What truly makes a good story?

What makes it for you?

I’ve been mulling this fact over the last couple of weeks as I’ve read books I’ve enjoyed…and some I haven’t. Or watched a movie I really loved. Even as I talk with friends about classic stories I could consume over and over again, I’ve paused to consider the talking points that keep bringing me back.

It’s about ordinary characters that are thrust into extraordinary circumstances that demand they rise to the occasion.

That’s really all it’s about, isn’t it?

We see that in ourselves. We project our lives onto these ordinary characters and hope that if we were in their shoes, that we would rise to the occasion. That we would be rescue the damsel in distress. 
That we would speak those words of truth or anger or love. That we would get the prince. That we would stand up for truth and fight for what is right.
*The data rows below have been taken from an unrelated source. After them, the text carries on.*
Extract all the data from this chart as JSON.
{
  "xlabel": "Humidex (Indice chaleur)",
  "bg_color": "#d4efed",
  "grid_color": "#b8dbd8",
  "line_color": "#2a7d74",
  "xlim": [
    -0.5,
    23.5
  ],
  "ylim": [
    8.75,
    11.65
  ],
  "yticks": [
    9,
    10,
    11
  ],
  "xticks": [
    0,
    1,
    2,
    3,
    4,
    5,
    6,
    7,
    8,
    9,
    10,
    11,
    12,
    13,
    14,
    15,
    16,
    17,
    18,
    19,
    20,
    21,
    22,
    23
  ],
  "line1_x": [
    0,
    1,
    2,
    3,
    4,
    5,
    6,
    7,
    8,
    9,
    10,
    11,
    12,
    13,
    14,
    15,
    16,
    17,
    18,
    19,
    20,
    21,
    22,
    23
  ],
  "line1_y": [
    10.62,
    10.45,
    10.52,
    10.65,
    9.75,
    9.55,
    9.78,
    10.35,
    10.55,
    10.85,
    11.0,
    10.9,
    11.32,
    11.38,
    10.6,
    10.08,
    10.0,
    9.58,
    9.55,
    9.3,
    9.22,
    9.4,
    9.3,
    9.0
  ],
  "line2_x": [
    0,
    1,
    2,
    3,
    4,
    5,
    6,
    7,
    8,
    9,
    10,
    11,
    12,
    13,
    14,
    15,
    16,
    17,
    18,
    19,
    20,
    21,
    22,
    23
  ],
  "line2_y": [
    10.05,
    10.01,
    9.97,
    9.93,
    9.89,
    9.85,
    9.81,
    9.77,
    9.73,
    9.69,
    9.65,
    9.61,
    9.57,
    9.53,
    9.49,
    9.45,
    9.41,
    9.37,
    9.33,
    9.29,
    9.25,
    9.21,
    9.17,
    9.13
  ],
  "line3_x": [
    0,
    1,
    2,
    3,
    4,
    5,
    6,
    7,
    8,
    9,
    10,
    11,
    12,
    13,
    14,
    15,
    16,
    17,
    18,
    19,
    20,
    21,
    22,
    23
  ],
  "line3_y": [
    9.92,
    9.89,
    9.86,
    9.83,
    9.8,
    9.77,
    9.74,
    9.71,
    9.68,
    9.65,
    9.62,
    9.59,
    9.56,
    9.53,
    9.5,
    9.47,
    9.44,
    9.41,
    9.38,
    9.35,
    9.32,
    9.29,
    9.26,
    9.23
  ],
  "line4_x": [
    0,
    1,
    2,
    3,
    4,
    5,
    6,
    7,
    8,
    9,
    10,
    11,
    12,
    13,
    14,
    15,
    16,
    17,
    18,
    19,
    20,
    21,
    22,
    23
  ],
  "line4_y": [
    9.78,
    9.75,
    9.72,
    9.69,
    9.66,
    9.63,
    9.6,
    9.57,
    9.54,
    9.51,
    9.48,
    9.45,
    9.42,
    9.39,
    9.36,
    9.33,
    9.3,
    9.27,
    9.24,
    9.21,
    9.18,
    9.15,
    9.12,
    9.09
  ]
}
Think of your favorite movie.

Got a title? (Share it in the comments so others can explore what you’ve discovered.)

What is the quality in that movie that keeps you watching it over and over again?

For me, it’s Last of the Mohicans. A fairly violent movie that I only watch about once a year, but a
film that keeps me coming back—and for many reasons.

But the main one?

I admire Cora.

An ordinary woman, who within the first twenty minutes of the movie, receives a marriage proposal that she doesn’t accept.

She’s normal. She’s average. The daughter of a British colonel.

And yet, in the face of extreme danger, the loss of a perfect and safe world, she stares danger straight in the face, raises her one shot pistol, and defends her ground. Her safety. Her sister. She’s strong. She’s gentle. She’s just seeking the right place to land. And yet, there are moments of open vulnerability where the viewer sees she is absolutely frightened and at a lost. But she is not overcome.  

I can relate to her. And I want to aspire to her strength and courage. Because I don’t know if I could do what she did in the face of such vicious brutality. But I hope that I would. That I would rise to the occasion like she did.

What makes story for you?

Take that. Weave it into the dialogue. The plot. The characters. Focus on that. Let it become what drives your passion and your story. And it will drive the readers’ as well.

Leave a comment…let me know your favorite movie and why. Besides, my Netflix queue is looking kinda sad right now. ;-) 


Casey Herringshaw is a homeschool graduate and has been writing since high school. She lives in colorful Colorado where she gets to live her dream stalking--er--visiting with her favorite CO authors. 




Caleb Peiffer said...

When I think of my favorite movie, The Truman Show always comes to mind first. It's just a great movie, and a great example of a well-written story.

Truman is just an ordinary guy who gradually discovers that his whole life was fabricated for a television show. His choices drive the plot. No, his choices ARE the plot. He is the story.

Excellent article, Casey!

Pepper Basham said...

Case, I love that movie, The Last of the Mohicans and Cora's character is amazing!